By Tom Rivers, Editor Posted 10 August 2013 at 12:00 am

Previous sign was smashed by a motorist in December

Photos by Tom Rivers – Neal Muscarella carries a shovel of mortar to help build a new base for the sign at Mount Albion Cemtery. Muscarella located the big piece of stone for the sign and has built the base using stone from the old sign as well as old curbs in the village.

The previous sign at Mount Albion Cemetery as it looked last October. The new sign is a bigger than the old one.

ALBION – After about eight months with no sign leading to Albion’s historic cemetery on Route 31, Mount Albion now has a stone sign matching the sandstone character of the site.

Neal Muscarella, an Albion mason, located the stone for the village, and he has worked to build a sandstone base for the sign. Brigden Memorial in Gaines put the lettering the sign.

It’s been an eight-month ordeal for the village, haggling with a motorist’s insurance company and trying to find enough of the old stone to rebuild the sign.

A driver smashed the sandstone sign outside Mount Albion last December.
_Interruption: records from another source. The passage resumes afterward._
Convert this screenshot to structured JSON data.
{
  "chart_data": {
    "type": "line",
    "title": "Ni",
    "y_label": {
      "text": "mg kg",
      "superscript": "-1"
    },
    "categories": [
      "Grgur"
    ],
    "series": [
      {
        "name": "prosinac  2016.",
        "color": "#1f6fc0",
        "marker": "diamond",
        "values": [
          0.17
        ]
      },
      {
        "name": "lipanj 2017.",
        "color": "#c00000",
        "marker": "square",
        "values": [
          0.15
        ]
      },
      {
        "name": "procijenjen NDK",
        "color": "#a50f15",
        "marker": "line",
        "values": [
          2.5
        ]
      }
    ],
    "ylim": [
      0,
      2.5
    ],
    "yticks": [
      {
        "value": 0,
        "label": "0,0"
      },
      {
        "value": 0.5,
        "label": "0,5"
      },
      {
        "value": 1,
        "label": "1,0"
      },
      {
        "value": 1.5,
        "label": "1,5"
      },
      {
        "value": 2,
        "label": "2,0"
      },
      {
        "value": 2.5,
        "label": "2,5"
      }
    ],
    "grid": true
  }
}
Village officials didn’t want to put up a wooden sign. They made the extra effort to find a big piece of stone for the gateway into Mount Albion, which is listed on the National Register of Historic Places.

Muscarella was able to reuse some of the pieces from the old sign for the base. But many of the pieces were broken. The village Department of Public Works had a pile of old sandstone curbs, and Muscarella was able to cut and face some of those pieces to build a new base for the sign.

The new sign will be bigger than the old one. I give the village a lot of credit for utilizing sandstone for the sign, and not taking the easy way out with a wooden sign. We’re also lucky we still have a guy around like Muscarella, who knows how to cut the stone like the quarrymen from more than a century ago.

Neal Muscarella of Albion builds a wall of sandstone for the base of the new sign at Mount Albion Cemetery. It took the village several months to find the stone to create the sign.